28 November 2006
A new service in the U.K. is providing expectant mothers with the sort of advice once offered across the kitchen table by in-the-know sisters and girlfriends.
Babyplanners is a prenatal consulting firm that will track down the perfect stroller, find the pregnancy yoga class nearest to the office or vet doulas for high-powered moms too busy to do so themselves. The service debuted in London in September and organizers are eyeing international expansion, including possible branches in Montreal and Toronto.
The inspiration for Babyplanners came to Keely Paice three years ago when she was pregnant with her first child and too busy with a journalism career to enjoy sifting through piles of receiving blankets and sleepers.
"I thought it would have been brilliant if I'd had someone who would come to my house or my office and just tell me everything I needed to know in an impartial way," she says.
Now, armed with experience from the birth of her two children and research gleaned from websites, other mothers and companies catering to them, Paice does the legwork for her clients.
"It was conceived for professional women who work until two weeks before they're due and quite literally do not have the time, or don't want to spend their weekends or their precious time on maternity leave running around the shops," Paice says.
Packages range in price from the basic one at $200 to ones costing several thousand dollars.

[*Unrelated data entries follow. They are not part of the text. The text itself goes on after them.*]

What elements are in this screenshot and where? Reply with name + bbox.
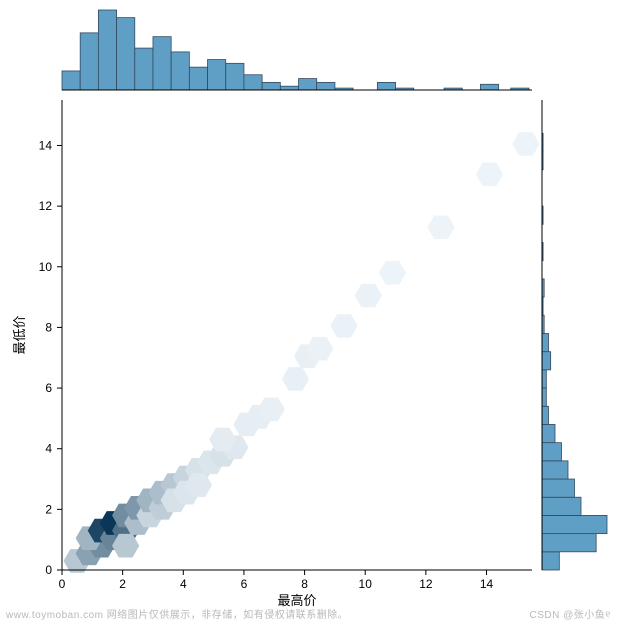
right-hist-bars bbox=[542, 133, 607, 570]
y-tick-label: 4 bbox=[45, 442, 52, 456]
top-histogram-panel bbox=[62, 10, 532, 90]
right-hist-bar bbox=[542, 479, 575, 497]
x-tick-label: 12 bbox=[419, 577, 433, 591]
hexbin-layer bbox=[64, 132, 540, 573]
top-hist-bar bbox=[80, 33, 98, 90]
top-hist-bar bbox=[117, 18, 135, 90]
hex-cell bbox=[379, 261, 406, 285]
x-tick-label: 0 bbox=[59, 577, 66, 591]
y-tick-label: 0 bbox=[45, 563, 52, 577]
top-hist-bar bbox=[480, 84, 498, 90]
top-hist-bar bbox=[317, 82, 335, 90]
y-tick-label: 14 bbox=[39, 138, 53, 152]
hex-cell bbox=[355, 284, 382, 308]
right-hist-bar bbox=[542, 497, 581, 515]
top-hist-bar bbox=[135, 48, 153, 90]
right-hist-bar bbox=[542, 352, 551, 370]
top-hist-bar bbox=[153, 37, 171, 90]
right-hist-bar bbox=[542, 370, 546, 388]
y-tick-label: 12 bbox=[39, 199, 53, 213]
top-hist-bar bbox=[208, 60, 226, 90]
top-hist-bars bbox=[62, 10, 529, 90]
footer-left: www.toymoban.com 网络图片仅供展示，非存储，如有侵权请联系删除。 bbox=[6, 606, 348, 621]
top-hist-bar bbox=[189, 67, 207, 90]
hex-cell bbox=[427, 216, 454, 240]
x-tick-label: 14 bbox=[480, 577, 494, 591]
top-hist-bar bbox=[299, 79, 317, 90]
y-tick-label: 10 bbox=[39, 260, 53, 274]
top-hist-bar bbox=[171, 52, 189, 90]
main-y-axis: 0 2 4 6 8 10 12 14 bbox=[39, 100, 62, 577]
right-histogram-panel bbox=[542, 100, 607, 570]
main-x-axis: 0 2 4 6 8 10 12 14 bbox=[59, 570, 532, 591]
right-hist-bar bbox=[542, 388, 546, 406]
right-hist-bar bbox=[542, 461, 568, 479]
hex-cell bbox=[512, 132, 539, 156]
x-tick-label: 6 bbox=[241, 577, 248, 591]
top-hist-bar bbox=[226, 63, 244, 90]
hex-cell bbox=[330, 314, 357, 338]
right-hist-bar bbox=[542, 406, 549, 424]
y-tick-label: 6 bbox=[45, 381, 52, 395]
top-hist-bar bbox=[280, 86, 298, 90]
right-hist-bar bbox=[542, 552, 559, 570]
hex-cell bbox=[476, 162, 503, 186]
x-tick-label: 2 bbox=[119, 577, 126, 591]
footer-right: CSDN @张小鱼୧ bbox=[530, 606, 611, 621]
top-hist-bar bbox=[98, 10, 116, 90]
y-tick-label: 2 bbox=[45, 502, 52, 516]
x-tick-label: 8 bbox=[301, 577, 308, 591]
top-hist-bar bbox=[377, 82, 395, 90]
y-axis-title: 最低价 bbox=[12, 315, 27, 354]
right-hist-bar bbox=[542, 424, 555, 442]
top-hist-bar bbox=[262, 82, 280, 90]
x-tick-label: 4 bbox=[180, 577, 187, 591]
right-hist-bar bbox=[542, 534, 596, 552]
hex-cell bbox=[282, 367, 309, 391]
jointplot: 02468101214 02468101214 最高价 最低价 bbox=[0, 0, 617, 625]
top-hist-bar bbox=[244, 75, 262, 90]
y-tick-label: 8 bbox=[45, 320, 52, 334]
right-hist-bar bbox=[542, 515, 607, 533]
top-hist-bar bbox=[62, 71, 80, 90]
right-hist-bar bbox=[542, 333, 549, 351]
main-hexbin-panel: 02468101214 02468101214 最高价 最低价 bbox=[62, 100, 532, 570]
x-tick-label: 10 bbox=[359, 577, 373, 591]
right-hist-bar bbox=[542, 443, 562, 461]
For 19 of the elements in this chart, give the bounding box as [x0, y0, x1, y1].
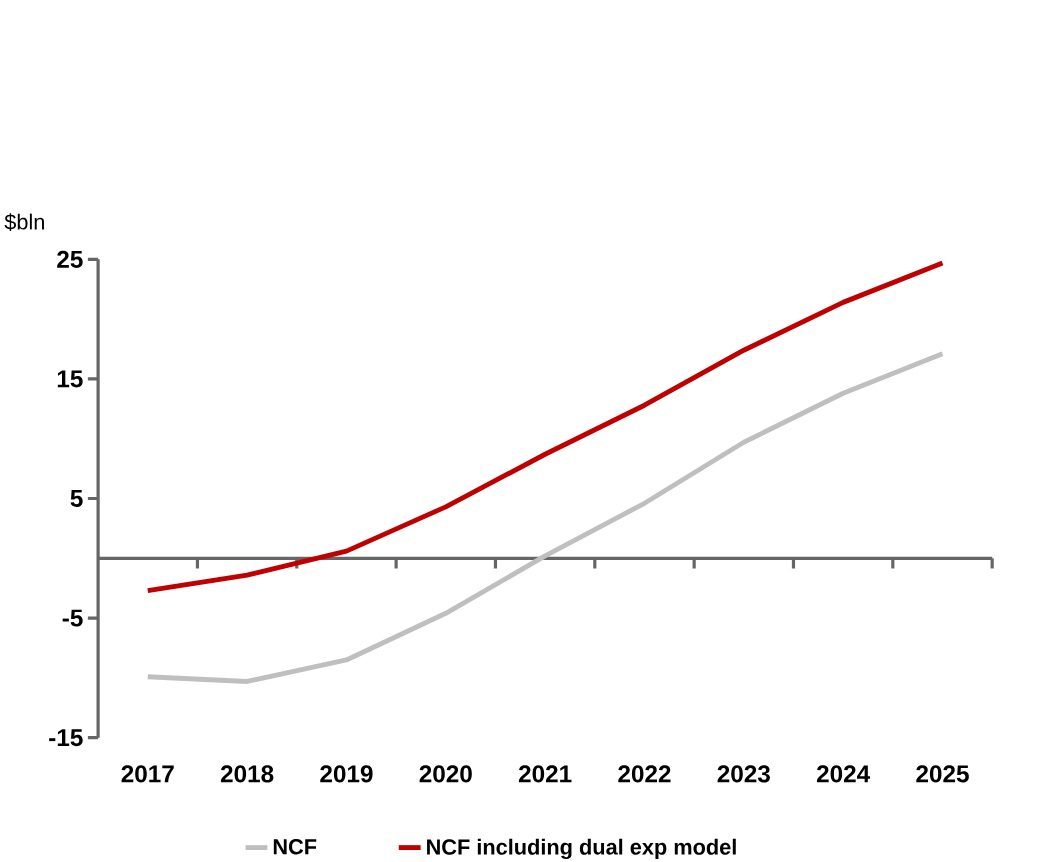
y-tick-label: 5: [70, 490, 83, 508]
y-tick-label: 25: [57, 250, 83, 269]
x-tick-label: 2024: [816, 765, 871, 783]
line-series: [145, 351, 945, 685]
x-tick-label: 2017: [121, 765, 174, 783]
legend-label: NCF including dual exp model: [427, 838, 736, 860]
line-series: [145, 260, 945, 594]
y-tick-label: -5: [62, 609, 83, 627]
x-tick-label: 2020: [419, 765, 472, 783]
legend-label: NCF: [273, 839, 317, 855]
x-tick-label: 2021: [518, 765, 572, 783]
x-tick-label: 2023: [717, 765, 770, 783]
y-tick-label: -15: [49, 729, 83, 747]
x-tick-label: 2025: [916, 765, 969, 783]
y-tick-label: 15: [57, 370, 83, 388]
x-tick-label: 2019: [320, 765, 373, 783]
y-axis-title: $bln: [4, 213, 44, 232]
x-tick-label: 2018: [220, 765, 274, 783]
x-tick-label: 2022: [618, 765, 671, 783]
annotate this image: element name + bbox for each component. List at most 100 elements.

"It all boils down to that feeling of wanting to manage this like you've managed any other challenge in your life," says Ann Douglas, a Canadian mother of four and author of The Mother of All Baby Books. "If you were the kind of person who had a database to manage your wedding, you might want a database to manage your baby."
New parents vastly overestimate what they initially need to care for their little bundle, she says, likening the situation to an anxious six-year-old marching off to the first day of Grade 1 with a backpack full of shiny new supplies they will never use.
"There's that illusion that if you have all the right stuff the transition to motherhood is going to be so much easier," Douglas says.
"You can have all the right stuff and it's still going to be tough, because there's no easy fast track to making that transition."